好きな子を見ると、ついからかいたくなるなんてちょっと女の子っぽくないよ。
でも、千聖はそういう舞美ちゃんも好きなんだ。
「イチャついてなんているもんか。いつも通りさ。花火見てただけ」
「千聖~花火見るなら誘いなよ。マネージャーさんにここにいるって教えてもらうまで知らなかったんだから」
「ごめんごめん。舞美ちゃんたちはマネージャーさんと話しあいがあるみたいだったしさ」
「そんなの気にしなくていいのに。今日は花火観て帰らないと損だよ。あっ、すっごい綺麗」
「うん、綺麗だ」
ちぇっ、まただ。
せっかく二人きりでいたのに、舞美ちゃんが来てすっかり台無し。
こうなったら、とことんいじり倒してやるまでだから、覚悟してよね。
舞美ちゃんのお邪魔虫という思いと同時に、私にはある事が思い出されていた。
インディーズ時代、それ以前から千聖はやたらとお姉さんたちに可愛がられやすい事を―――
舞波ちゃん、めぐ、二人とも千聖をよく可愛がっていたし、千聖自身懐いていた。
舞美ちゃんに軽くつっこみを入れようとする直前、意識は過去にフェードアウトを起こした。

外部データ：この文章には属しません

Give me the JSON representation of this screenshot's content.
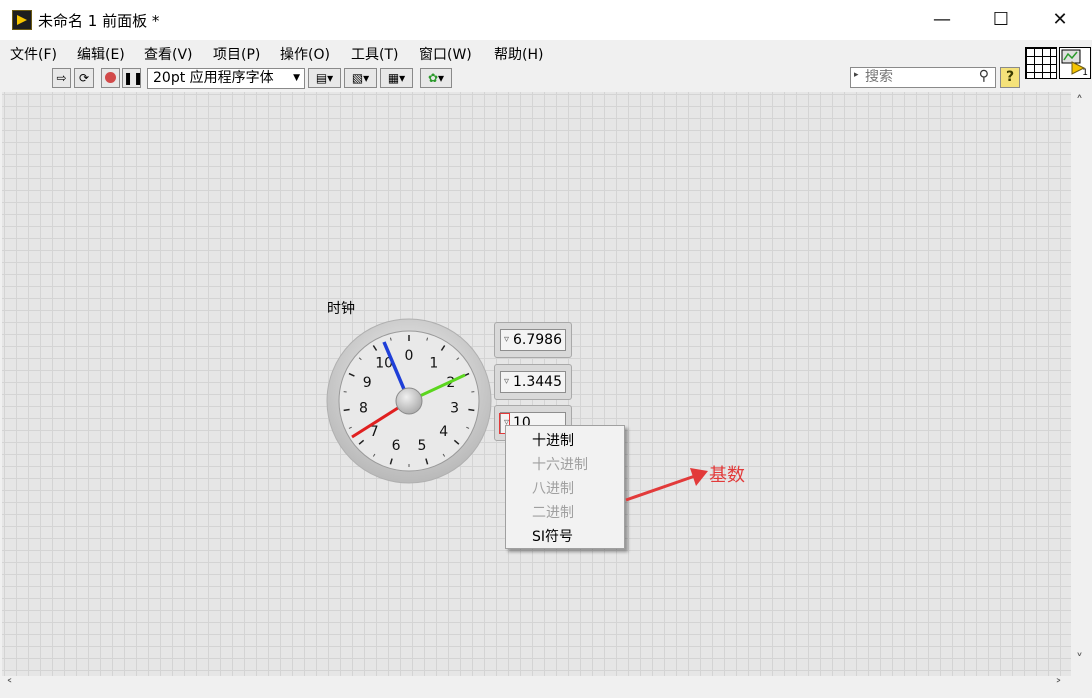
{
  "window": {
    "title": "未命名 1 前面板 *"
  },
  "menu": [
    "文件(F)",
    "编辑(E)",
    "查看(V)",
    "项目(P)",
    "操作(O)",
    "工具(T)",
    "窗口(W)",
    "帮助(H)"
  ],
  "toolbar": {
    "font": "20pt 应用程序字体",
    "search_placeholder": "搜索",
    "help": "?",
    "icon_number": "1"
  },
  "clock": {
    "label": "时钟",
    "dial_numbers": [
      "0",
      "1",
      "2",
      "3",
      "4",
      "5",
      "6",
      "7",
      "8",
      "9",
      "10"
    ]
  },
  "indicators": [
    {
      "value": "6.7986"
    },
    {
      "value": "1.3445"
    },
    {
      "value": "10"
    }
  ],
  "context_menu": {
    "items": [
      {
        "label": "十进制",
        "enabled": true
      },
      {
        "label": "十六进制",
        "enabled": false
      },
      {
        "label": "八进制",
        "enabled": false
      },
      {
        "label": "二进制",
        "enabled": false
      },
      {
        "label": "SI符号",
        "enabled": true
      }
    ]
  },
  "annotation": {
    "label": "基数",
    "color": "#e23a3a"
  }
}
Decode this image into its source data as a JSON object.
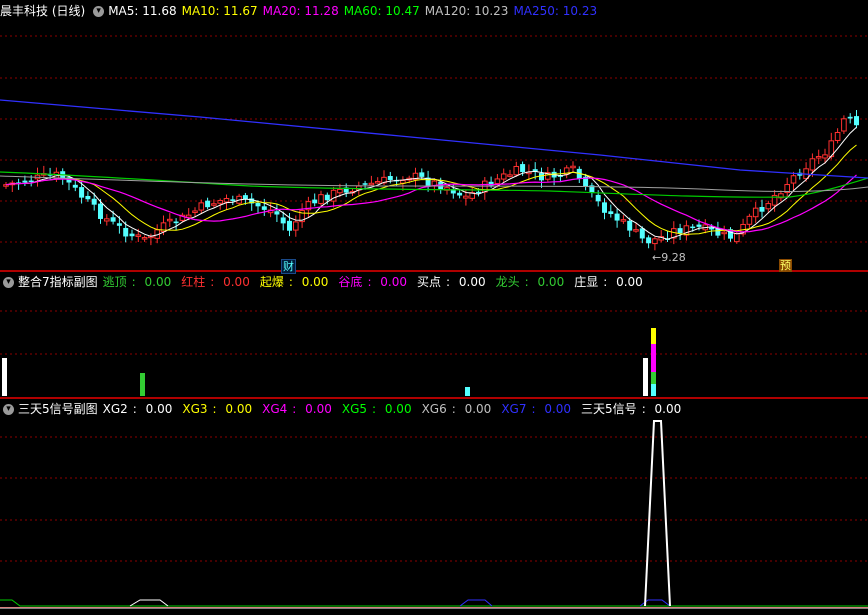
{
  "main": {
    "title": "晨丰科技 (日线)",
    "ma": [
      {
        "label": "MA5: 11.68",
        "color": "#ffffff"
      },
      {
        "label": "MA10: 11.67",
        "color": "#ffff00"
      },
      {
        "label": "MA20: 11.28",
        "color": "#ff00ff"
      },
      {
        "label": "MA60: 10.47",
        "color": "#00ff00"
      },
      {
        "label": "MA120: 10.23",
        "color": "#c0c0c0"
      },
      {
        "label": "MA250: 10.23",
        "color": "#3030ff"
      }
    ],
    "low_marker": "9.28",
    "badges": {
      "cai": "财",
      "yu": "预"
    },
    "colors": {
      "up": "#ff3030",
      "down": "#54ffff",
      "grid": "#8b0000",
      "border": "#b00000"
    }
  },
  "sub1": {
    "title": "整合7指标副图",
    "items": [
      {
        "name": "逃顶",
        "value": "0.00",
        "color": "#33cc33"
      },
      {
        "name": "红柱",
        "value": "0.00",
        "color": "#ff3030"
      },
      {
        "name": "起爆",
        "value": "0.00",
        "color": "#ffff00"
      },
      {
        "name": "谷底",
        "value": "0.00",
        "color": "#ff00ff"
      },
      {
        "name": "买点",
        "value": "0.00",
        "color": "#ffffff"
      },
      {
        "name": "龙头",
        "value": "0.00",
        "color": "#33cc33"
      },
      {
        "name": "庄显",
        "value": "0.00",
        "color": "#ffffff"
      }
    ]
  },
  "sub2": {
    "title": "三天5信号副图",
    "items": [
      {
        "name": "XG2",
        "value": "0.00",
        "color": "#ffffff"
      },
      {
        "name": "XG3",
        "value": "0.00",
        "color": "#ffff00"
      },
      {
        "name": "XG4",
        "value": "0.00",
        "color": "#ff00ff"
      },
      {
        "name": "XG5",
        "value": "0.00",
        "color": "#00ff00"
      },
      {
        "name": "XG6",
        "value": "0.00",
        "color": "#c0c0c0"
      },
      {
        "name": "XG7",
        "value": "0.00",
        "color": "#3030ff"
      },
      {
        "name": "三天5信号",
        "value": "0.00",
        "color": "#ffffff"
      }
    ]
  }
}
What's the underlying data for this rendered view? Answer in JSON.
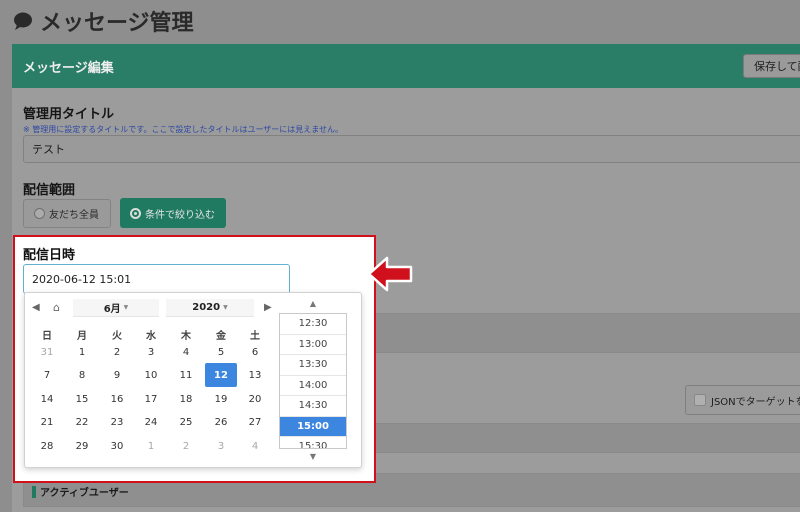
{
  "page": {
    "title": "メッセージ管理",
    "icon": "speech-bubble-icon"
  },
  "editor": {
    "header_title": "メッセージ編集",
    "save_button": "保存して配信"
  },
  "title_field": {
    "label": "管理用タイトル",
    "note": "※ 管理用に設定するタイトルです。ここで設定したタイトルはユーザーには見えません。",
    "value": "テスト"
  },
  "scope": {
    "label": "配信範囲",
    "option_all": "友だち全員",
    "option_filter": "条件で絞り込む",
    "selected": "条件で絞り込む"
  },
  "datetime": {
    "label": "配信日時",
    "value": "2020-06-12 15:01"
  },
  "picker": {
    "month": "6月",
    "year": "2020",
    "weekdays": [
      "日",
      "月",
      "火",
      "水",
      "木",
      "金",
      "土"
    ],
    "weeks": [
      [
        "31",
        "1",
        "2",
        "3",
        "4",
        "5",
        "6"
      ],
      [
        "7",
        "8",
        "9",
        "10",
        "11",
        "12",
        "13"
      ],
      [
        "14",
        "15",
        "16",
        "17",
        "18",
        "19",
        "20"
      ],
      [
        "21",
        "22",
        "23",
        "24",
        "25",
        "26",
        "27"
      ],
      [
        "28",
        "29",
        "30",
        "1",
        "2",
        "3",
        "4"
      ]
    ],
    "selected_day": "12",
    "times": [
      "12:30",
      "13:00",
      "13:30",
      "14:00",
      "14:30",
      "15:00",
      "15:30"
    ],
    "selected_time": "15:00"
  },
  "json_target": "JSONでターゲットを",
  "segment_label": "アクティブユーザー",
  "colors": {
    "header": "#2a7d67",
    "accent": "#3d86e0",
    "highlight": "#d0101c"
  }
}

インディーズ時代、デパートなどを回ってイベントをこなす日々を送っていた時に。
半ば、彼を脅すようにキスを迫ったり、抱きしめてとおませな事を要求した。
千聖は男の子だとバレてしまえば、活動を続けられなくなるのはわかっていたから、こう言えば嫌でも要求を呑むのは当然だ。
頬っぺたにキスをするのも照れる彼を、私は叱ったりした事もある。
もっとちゃんとして、と。
千聖はその後も照れ屋で、なかなかキスもしてくれたことはなかったけど、私は側にいられるだけでよかった。
そのお願いを神さまが聞いてくれたのか、私たちは同じグループになることが出来た。
それが私と千聖の物語の始まりとなった。